Young mothers and their babies are able to live and learn together at a new boarding school in far north Queensland.
Tara Callinan

15 Feb 2016 - 1:15 PM  UPDATED 15 Feb 2016 - 3:12 PM

The Cape York Girl Academy based at Wangetti Beach in Queensland is giving young Indigenous mothers a second chance at education.

“Without schools like ours, it can be the end of the road for some girls.”

“And without an education, quality of life is stifled,” said Jessa Rogers.

Miss Rogers is the Principal of Girl Academy; a full-time boarding school for Indigenous mothers and their babies.

She fell pregnant at just 16 years of age and realised the importance of education.

Her academy is the first of its kind in Australia, and Queensland’s only boarding school for Aboriginal and Torres Strait Islander women.

“At the moment, we have 14 girls living inside the boarding house plus 4 babies,” said Miss Rogers.

The school can hold up to 20 students; including 10 mums and bubs and 10 non-parenting students.

Seventeen-year-old Rexlyn Gordon is part of a ‘preventative cohort,’ made up of young girls avoiding pregnancy.

Rexlyn says Girl Academy has given her a second chance at life.

“Without it, I would have just been at home with nothing to do, just fixing cars ... Girl Academy has been a lifeline."

“I’d like to try and live my life first before I have a baby," she said.

According to Miss Rogers, teenage pregnancy is one of the most common reasons for girls dropping out of school.

In fact, Indigenous mothers are around six times more likely to be teenage mothers compared to their non-Indigenous counterparts.

Girl Academy student Keira Roberts had her son at the age of 16. She didn’t have a permanent place to call home, and said life as a teenage mother was difficult.

“The Academy has dramatically changed my life because I get to come back and finish my education while my son grows up around other children,” she said.

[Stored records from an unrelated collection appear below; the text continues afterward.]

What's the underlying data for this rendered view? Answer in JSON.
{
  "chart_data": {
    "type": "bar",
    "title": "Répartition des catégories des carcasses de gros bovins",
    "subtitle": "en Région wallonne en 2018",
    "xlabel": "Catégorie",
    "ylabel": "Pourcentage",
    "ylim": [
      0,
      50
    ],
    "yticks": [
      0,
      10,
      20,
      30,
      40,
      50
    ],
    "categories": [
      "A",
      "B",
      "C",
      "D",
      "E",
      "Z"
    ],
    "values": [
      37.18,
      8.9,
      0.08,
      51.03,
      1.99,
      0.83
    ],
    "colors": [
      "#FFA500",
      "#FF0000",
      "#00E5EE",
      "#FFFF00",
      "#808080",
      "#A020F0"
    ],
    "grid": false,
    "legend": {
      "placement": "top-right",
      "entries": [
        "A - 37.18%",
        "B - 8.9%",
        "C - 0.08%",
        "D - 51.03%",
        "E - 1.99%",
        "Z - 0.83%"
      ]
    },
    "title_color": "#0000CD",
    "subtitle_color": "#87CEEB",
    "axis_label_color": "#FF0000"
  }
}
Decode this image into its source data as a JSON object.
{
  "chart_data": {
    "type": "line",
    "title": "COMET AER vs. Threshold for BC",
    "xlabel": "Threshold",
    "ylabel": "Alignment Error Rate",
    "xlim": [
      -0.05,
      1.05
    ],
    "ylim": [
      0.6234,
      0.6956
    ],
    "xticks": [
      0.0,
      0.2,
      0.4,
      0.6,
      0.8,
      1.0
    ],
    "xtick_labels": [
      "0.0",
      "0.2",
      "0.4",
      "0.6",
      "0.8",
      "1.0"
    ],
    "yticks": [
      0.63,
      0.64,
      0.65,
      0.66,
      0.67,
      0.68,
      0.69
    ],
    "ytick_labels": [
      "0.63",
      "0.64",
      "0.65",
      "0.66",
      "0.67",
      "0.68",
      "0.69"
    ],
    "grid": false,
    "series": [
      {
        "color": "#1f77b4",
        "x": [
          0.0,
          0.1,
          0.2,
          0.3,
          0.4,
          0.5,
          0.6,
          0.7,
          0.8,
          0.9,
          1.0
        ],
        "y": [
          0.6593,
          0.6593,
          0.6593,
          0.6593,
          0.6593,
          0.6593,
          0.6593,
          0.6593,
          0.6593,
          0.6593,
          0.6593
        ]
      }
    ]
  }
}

While Keira attends class, her son is cared for in the schools Early Learning Centre where one baby is currently learning English for the first time.

Nursing facilities are also provided – 24 hours per day - by registered Indigenous health workers.

“We even have an optometrist come out to check all the girls’ eyes,” said Miss Rogers.

Beyond the classroom, students have access to a games room, commercial kitchen, library, basketball court, swimming pool and on-site café.

Girl Academy is available for to all Indigenous girls aged between 12 and 17, who are pregnant or have a child up to 2 years of age.